My final modifications for the Adafruit libraries for the AM2315 and the MPL3115A are found here and here, respectively.

Here is a picture of the final breadboard. I am leaving it as a breadboard for the next year in case I want to add in other sensors. I left it with the Sparkfun barometer board, which is on the right. The left side is the Teensy 3.1.




Below is the Fritzing diagram of the circuit. I couldn't find a part that shows the pins on the underside of the Teensy so just drew the wires with a note to label them. You can see the wires coming out from under the Teensy on its right side in the above picture.

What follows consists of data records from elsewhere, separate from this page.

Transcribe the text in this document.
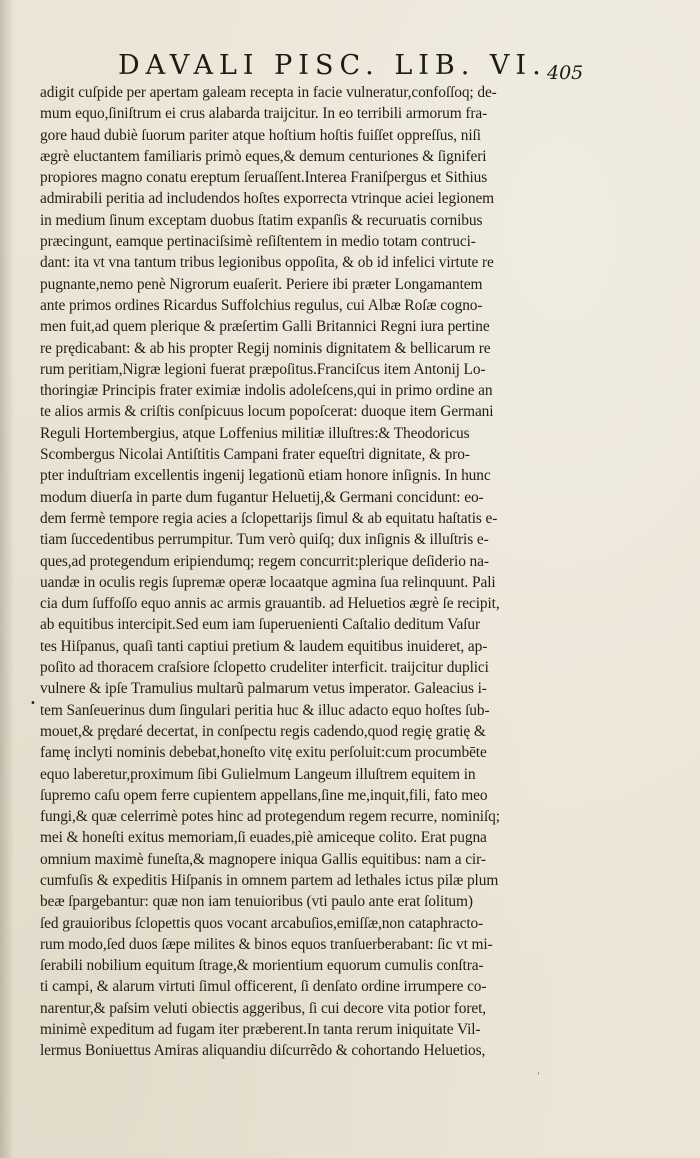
DAVALI PISC. LIB. VI. 405
•
adigit cuſpide per apertam galeam recepta in facie vulneratur,confoſſoq; de-
mum equo,ſiniſtrum ei crus alabarda traijcitur. In eo terribili armorum fra-
gore haud dubiè ſuorum pariter atque hoſtium hoſtis fuiſſet oppreſſus, niſi
ægrè eluctantem familiaris primò eques,& demum centuriones & ſigniferi
propiores magno conatu ereptum ſeruaſſent.Interea Franiſpergus et Sithius
admirabili peritia ad includendos hoſtes exporrecta vtrinque aciei legionem
in medium ſinum exceptam duobus ſtatim expanſis & recuruatis cornibus
præcingunt, eamque pertinaciſsimè reſiſtentem in medio totam contruci-
dant: ita vt vna tantum tribus legionibus oppoſita, & ob id infelici virtute re
pugnante,nemo penè Nigrorum euaſerit. Periere ibi præter Longamantem
ante primos ordines Ricardus Suffolchius regulus, cui Albæ Roſæ cogno-
men fuit,ad quem plerique & præſertim Galli Britannici Regni iura pertine
re prędicabant: & ab his propter Regij nominis dignitatem & bellicarum re
rum peritiam,Nigræ legioni fuerat præpoſitus.Franciſcus item Antonij Lo-
thoringiæ Principis frater eximiæ indolis adoleſcens,qui in primo ordine an
te alios armis & criſtis conſpicuus locum popoſcerat: duoque item Germani
Reguli Hortembergius, atque Loffenius militiæ illuſtres:& Theodoricus
Scombergus Nicolai Antiſtitis Campani frater equeſtri dignitate, & pro-
pter induſtriam excellentis ingenij legationũ etiam honore inſignis. In hunc
modum diuerſa in parte dum fugantur Heluetij,& Germani concidunt: eo-
dem fermè tempore regia acies a ſclopettarijs ſimul & ab equitatu haſtatis e-
tiam ſuccedentibus perrumpitur. Tum verò quiſq; dux inſignis & illuſtris e-
ques,ad protegendum eripiendumq; regem concurrit:plerique deſiderio na-
uandæ in oculis regis ſupremæ operæ locaatque agmina ſua relinquunt. Pali
cia dum ſuffoſſo equo annis ac armis grauantib. ad Heluetios ægrè ſe recipit,
ab equitibus intercipit.Sed eum iam ſuperuenienti Caſtalio deditum Vaſur
tes Hiſpanus, quaſi tanti captiui pretium & laudem equitibus inuideret, ap-
poſito ad thoracem craſsiore ſclopetto crudeliter interficit. traijcitur duplici
vulnere & ipſe Tramulius multarũ palmarum vetus imperator. Galeacius i-
tem Sanſeuerinus dum ſingulari peritia huc & illuc adacto equo hoſtes ſub-
mouet,& prędaré decertat, in conſpectu regis cadendo,quod regię gratię &
famę inclyti nominis debebat,honeſto vitę exitu perſoluit:cum procumbēte
equo laberetur,proximum ſibi Gulielmum Langeum illuſtrem equitem in
ſupremo caſu opem ferre cupientem appellans,ſine me,inquit,fili, fato meo
fungi,& quæ celerrimè potes hinc ad protegendum regem recurre, nominiſq;
mei & honeſti exitus memoriam,ſi euades,piè amiceque colito. Erat pugna
omnium maximè funeſta,& magnopere iniqua Gallis equitibus: nam a cir-
cumfuſis & expeditis Hiſpanis in omnem partem ad lethales ictus pilæ plum
beæ ſpargebantur: quæ non iam tenuioribus (vti paulo ante erat ſolitum)
ſed grauioribus ſclopettis quos vocant arcabuſios,emiſſæ,non cataphracto-
rum modo,ſed duos ſæpe milites & binos equos tranſuerberabant: ſic vt mi-
ſerabili nobilium equitum ſtrage,& morientium equorum cumulis conſtra-
ti campi, & alarum virtuti ſimul officerent, ſi denſato ordine irrumpere co-
narentur,& paſsim veluti obiectis aggeribus, ſi cui decore vita potior foret,
minimè expeditum ad fugam iter præberent.In tanta rerum iniquitate Vil-
lermus Boniuettus Amiras aliquandiu diſcurrẽdo & cohortando Heluetios,
ʼ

My Arduino sketch is still not sending the binary data to the host processor, but here is the current code.



#include <i2c_t3.h>
#include <Adafruit_AM2315.h>
#include <Adafruit_MPL3115A2.h>

// The inside AM2315 temperature and humidity sensor.
Adafruit_AM2315 am2315Inside(&Wire1);

Adafruit_MPL3115A2 barometric(&Wire1);


// The outside AM2315 temperature and humidity sensor.
Adafruit_AM2315 am2315Outside(&Wire);

// The sensor data packet containing all data to be transmitted
// to the host.
typedef struct _SenseData {
  float temperatureInside;
  float humidityInside;
  float temperatureOutside;
  float humidityOutside;
  float altitude;
  float barometricPressure;
  float barometicTemp;
} SenseData;;

SenseData senseData;

void setup() {
  Serial.begin(9600);
}

void loop() {
 if (am2315Outside.begin()) {
    am2315Outside.readTemperatureAndHumidity(senseData.temperatureOutside, senseData.humidityOutside);
    Serial.print("Outside Hum: "); Serial.println(senseData.humidityOutside);
    Serial.print("Outside Temp: "); Serial.println(senseData.temperatureOutside);
  } else {
    Serial.println("Cannot see outside AM2315");
  }

  if (am2315Inside.begin()) {
    am2315Inside.readTemperatureAndHumidity(senseData.temperatureInside, senseData.humidityInside);
    Serial.print("Inside Hum: "); Serial.println(senseData.humidityInside);
    Serial.print("Inside Temp: "); Serial.println(senseData.temperatureInside);
  } else {
    Serial.println("Cannot see inside AM2315");
  }
 
  if (barometric.begin()) {
    senseData.barometricPressure = barometric.getPressure();
    Serial.print(senseData.barometricPressure/3377); Serial.println(" Inches (Hg)");

    senseData.altitude = barometric.getAltitude();
    Serial.print(senseData.altitude); Serial.println(" meters");

    senseData.barometicTemp = barometric.getTemperature();
    Serial.print(senseData.barometicTemp); Serial.println("*C");
  } else {
    Serial.println("Couldnt find barametric sensor");
  }

  delay(1000);
}

You may notice the conditionals inside the loop that are constantly calling the begin() method for the sensor. I did this so that if a physical sensor is removed, the other sensors can continue to report their data. The else section will probably set those fields to minus infinity or NaN if the sensor is not read.

When I am finally ready to send this to the host computer, I will use a line like

Serial.write(&senseData, sizeof(senseData);

This line will send out the packet with the data in the order that the fields are defined in the structure SenseData above.

In the next installment of the Greenhouse Saga, I will show the Java end that will read the data from the sensor and place it in an Interactive Spaces activity.